On the Bitcoin side, the post-quantum discussion from Wednesday's briefing has a direct sequel. While Scott Aaronson's papers compressed the qubit estimate for breaking ECDSA from millions to twenty-five thousand, the Bitcoin community is already working the engineering problem. SHRIMPS landed on Delving Bitcoin this week — that's Stateless Hash-based Redundant Independently-Managed Post-quantum Signatures, achieving 2.5 kilobyte post-quantum signatures across multiple stateful devices. Meanwhile, on the bitcoin-dev mailing list, moonsettler and Ethan Heilman are having a genuinely useful argument about how the migration should work. Heilman's algorithm agility proposal gives you separate Taproot leaves for ECC and PQC — use whichever is currently secure, pay the PQC cost only when you need it. Moonsettler pushes back: the default should be hybrid signatures, ECC AND PQC, because the footgun potential of compact post-quantum cryptography is significant and ECC provides a safety net during the transition. The debate crystallises a real tension. Heilman's approach is cheaper but assumes wallet developers will know when the transition is needed. Moonsettler's approach is more expensive but safer by default. History suggests "cheaper but assumes everyone makes the right call" doesn't end well.

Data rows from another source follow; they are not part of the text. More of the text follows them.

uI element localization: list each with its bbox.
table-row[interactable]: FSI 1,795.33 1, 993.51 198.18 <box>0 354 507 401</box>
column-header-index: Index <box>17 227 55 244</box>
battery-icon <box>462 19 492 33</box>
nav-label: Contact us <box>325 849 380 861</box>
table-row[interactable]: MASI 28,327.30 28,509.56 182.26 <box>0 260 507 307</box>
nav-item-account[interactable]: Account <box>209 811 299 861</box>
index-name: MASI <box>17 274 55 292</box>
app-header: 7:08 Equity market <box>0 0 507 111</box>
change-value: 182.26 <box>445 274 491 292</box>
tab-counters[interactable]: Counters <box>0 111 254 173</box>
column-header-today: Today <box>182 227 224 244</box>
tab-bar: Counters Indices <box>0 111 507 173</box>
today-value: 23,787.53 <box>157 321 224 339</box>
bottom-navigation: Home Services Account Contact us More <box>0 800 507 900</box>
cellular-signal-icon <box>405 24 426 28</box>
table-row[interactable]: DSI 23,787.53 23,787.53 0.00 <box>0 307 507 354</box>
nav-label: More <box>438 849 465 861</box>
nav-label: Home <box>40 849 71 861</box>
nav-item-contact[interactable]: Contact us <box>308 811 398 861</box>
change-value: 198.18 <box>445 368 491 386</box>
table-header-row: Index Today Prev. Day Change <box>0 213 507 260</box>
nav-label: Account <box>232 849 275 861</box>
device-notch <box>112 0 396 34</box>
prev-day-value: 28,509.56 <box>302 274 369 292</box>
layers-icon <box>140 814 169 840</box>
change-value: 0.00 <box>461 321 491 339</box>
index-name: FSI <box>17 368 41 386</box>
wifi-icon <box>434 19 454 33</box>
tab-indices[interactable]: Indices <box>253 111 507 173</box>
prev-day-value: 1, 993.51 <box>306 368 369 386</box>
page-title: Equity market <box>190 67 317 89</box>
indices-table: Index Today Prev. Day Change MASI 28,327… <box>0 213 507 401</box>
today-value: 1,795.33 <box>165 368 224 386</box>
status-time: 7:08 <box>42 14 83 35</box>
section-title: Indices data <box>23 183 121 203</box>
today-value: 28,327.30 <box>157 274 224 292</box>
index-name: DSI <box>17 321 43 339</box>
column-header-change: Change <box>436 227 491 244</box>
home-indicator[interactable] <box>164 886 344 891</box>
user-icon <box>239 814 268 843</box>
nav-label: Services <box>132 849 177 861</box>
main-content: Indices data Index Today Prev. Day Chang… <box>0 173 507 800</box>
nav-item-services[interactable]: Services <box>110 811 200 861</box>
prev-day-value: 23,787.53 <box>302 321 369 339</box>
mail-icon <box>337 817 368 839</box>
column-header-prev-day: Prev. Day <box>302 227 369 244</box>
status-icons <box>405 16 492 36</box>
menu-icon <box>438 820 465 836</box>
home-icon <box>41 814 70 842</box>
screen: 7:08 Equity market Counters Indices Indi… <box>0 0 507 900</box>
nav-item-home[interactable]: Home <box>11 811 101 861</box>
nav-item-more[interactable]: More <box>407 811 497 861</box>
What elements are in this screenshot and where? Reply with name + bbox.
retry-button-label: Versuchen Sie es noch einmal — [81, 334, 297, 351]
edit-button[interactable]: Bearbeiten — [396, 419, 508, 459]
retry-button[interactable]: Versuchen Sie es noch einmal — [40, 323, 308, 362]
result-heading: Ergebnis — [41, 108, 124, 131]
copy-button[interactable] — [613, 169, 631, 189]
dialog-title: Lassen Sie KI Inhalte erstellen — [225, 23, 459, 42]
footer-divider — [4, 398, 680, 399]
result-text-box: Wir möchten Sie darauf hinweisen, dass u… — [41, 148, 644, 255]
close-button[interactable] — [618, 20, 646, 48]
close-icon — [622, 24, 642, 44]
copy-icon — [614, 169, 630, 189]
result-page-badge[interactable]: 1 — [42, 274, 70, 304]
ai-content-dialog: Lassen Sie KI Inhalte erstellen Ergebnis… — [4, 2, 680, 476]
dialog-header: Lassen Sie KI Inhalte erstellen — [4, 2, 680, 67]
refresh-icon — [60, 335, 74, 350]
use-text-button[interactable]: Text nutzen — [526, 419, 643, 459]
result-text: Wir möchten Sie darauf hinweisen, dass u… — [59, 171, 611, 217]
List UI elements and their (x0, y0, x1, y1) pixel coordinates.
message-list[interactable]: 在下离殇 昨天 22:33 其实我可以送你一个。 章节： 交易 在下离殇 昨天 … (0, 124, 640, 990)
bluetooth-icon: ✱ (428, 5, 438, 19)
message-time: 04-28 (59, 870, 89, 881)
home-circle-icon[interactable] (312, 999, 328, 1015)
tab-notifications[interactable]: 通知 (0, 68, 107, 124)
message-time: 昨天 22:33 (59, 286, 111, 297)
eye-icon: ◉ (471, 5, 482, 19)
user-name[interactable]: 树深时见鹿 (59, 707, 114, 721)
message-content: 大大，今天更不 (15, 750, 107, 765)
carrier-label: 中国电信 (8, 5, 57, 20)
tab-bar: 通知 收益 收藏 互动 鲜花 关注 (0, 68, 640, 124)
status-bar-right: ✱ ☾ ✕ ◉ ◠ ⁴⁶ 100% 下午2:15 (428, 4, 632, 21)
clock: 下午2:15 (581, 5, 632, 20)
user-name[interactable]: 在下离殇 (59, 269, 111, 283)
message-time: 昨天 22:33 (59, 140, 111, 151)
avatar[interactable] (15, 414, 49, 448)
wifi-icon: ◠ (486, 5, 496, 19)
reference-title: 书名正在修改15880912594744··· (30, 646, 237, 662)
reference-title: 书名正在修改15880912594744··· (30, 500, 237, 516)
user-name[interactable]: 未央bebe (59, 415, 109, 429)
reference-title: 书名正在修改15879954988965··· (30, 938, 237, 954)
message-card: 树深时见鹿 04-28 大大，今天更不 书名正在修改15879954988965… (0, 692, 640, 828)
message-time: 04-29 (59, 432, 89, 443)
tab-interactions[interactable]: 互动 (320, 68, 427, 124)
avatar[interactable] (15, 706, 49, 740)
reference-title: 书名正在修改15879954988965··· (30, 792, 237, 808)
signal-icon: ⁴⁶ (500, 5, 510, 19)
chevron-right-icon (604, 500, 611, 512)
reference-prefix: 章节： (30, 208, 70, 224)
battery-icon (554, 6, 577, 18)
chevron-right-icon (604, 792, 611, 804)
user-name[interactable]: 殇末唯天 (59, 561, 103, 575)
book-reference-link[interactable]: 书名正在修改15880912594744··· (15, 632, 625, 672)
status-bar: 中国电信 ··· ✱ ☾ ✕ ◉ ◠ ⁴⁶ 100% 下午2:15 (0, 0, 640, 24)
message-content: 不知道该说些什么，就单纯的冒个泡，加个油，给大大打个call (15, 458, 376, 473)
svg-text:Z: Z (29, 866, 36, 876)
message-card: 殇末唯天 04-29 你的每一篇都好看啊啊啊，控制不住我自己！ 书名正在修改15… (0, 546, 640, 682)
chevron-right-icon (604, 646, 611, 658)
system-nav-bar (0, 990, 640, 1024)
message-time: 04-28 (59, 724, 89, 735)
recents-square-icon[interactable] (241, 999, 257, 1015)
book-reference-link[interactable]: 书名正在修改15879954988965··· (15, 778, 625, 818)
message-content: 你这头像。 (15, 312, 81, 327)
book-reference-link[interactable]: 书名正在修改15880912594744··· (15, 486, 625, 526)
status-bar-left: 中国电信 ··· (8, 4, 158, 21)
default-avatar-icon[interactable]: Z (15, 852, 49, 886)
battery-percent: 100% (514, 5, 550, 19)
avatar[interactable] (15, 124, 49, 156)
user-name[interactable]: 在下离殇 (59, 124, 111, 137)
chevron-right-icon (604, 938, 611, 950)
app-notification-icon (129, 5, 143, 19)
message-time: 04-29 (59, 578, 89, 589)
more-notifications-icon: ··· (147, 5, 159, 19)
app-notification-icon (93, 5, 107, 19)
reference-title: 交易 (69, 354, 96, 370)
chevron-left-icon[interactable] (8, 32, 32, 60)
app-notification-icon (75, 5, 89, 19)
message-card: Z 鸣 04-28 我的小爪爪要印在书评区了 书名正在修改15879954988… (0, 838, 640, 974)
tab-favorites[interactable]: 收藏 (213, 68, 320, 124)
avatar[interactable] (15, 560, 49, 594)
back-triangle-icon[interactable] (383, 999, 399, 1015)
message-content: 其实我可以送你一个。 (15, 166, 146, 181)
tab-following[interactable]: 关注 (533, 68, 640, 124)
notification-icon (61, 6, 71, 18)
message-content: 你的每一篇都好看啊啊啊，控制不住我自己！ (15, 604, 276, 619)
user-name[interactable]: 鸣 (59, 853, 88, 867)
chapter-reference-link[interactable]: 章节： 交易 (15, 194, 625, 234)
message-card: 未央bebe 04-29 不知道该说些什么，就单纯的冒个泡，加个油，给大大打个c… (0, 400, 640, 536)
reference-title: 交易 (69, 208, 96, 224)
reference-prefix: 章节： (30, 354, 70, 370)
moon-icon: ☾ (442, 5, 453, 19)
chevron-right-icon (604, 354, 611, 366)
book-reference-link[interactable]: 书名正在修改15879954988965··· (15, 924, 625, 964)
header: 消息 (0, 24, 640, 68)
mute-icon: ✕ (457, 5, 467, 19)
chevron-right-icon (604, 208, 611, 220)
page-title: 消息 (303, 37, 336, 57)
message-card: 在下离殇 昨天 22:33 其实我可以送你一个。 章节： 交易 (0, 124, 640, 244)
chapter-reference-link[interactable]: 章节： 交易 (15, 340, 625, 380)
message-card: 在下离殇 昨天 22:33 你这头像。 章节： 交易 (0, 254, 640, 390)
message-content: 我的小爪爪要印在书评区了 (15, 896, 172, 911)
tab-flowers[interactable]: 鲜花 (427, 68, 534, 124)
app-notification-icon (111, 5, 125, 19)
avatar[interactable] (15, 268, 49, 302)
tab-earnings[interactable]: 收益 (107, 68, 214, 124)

Also on Delving Bitcoin: a new proposal for TEE-Hardened Autonomous Agent Wallets using Simplicity pre-execution — essentially, letting AI agents manage Bitcoin wallets inside trusted execution environments where the Simplicity smart contract language validates transactions before they're broadcast. Bitcoin Core PR number thirty-five thousand landed this week too, adding block validation unit tests and a fuzz target, which is the kind of infrastructure work that never makes headlines but keeps the network solid. Fees remain at one sat per vbyte across the mempool, block 943,603. The network is quiet and cheap.

One last thing: Delve, the YC-backed AI startup, was removed from Y Combinator's portfolio page this week after cascading allegations of fabricated revenue. TechCrunch reports the company's own customers were discovering they'd been used as references without consent. Two hundred and forty-five points on Hacker News. The AI startup graveyard fills with companies that raised money on demos and burned it on infrastructure that couldn't deliver what the pitch deck promised. The pattern isn't new. The scale of the deception, if the allegations hold, might be.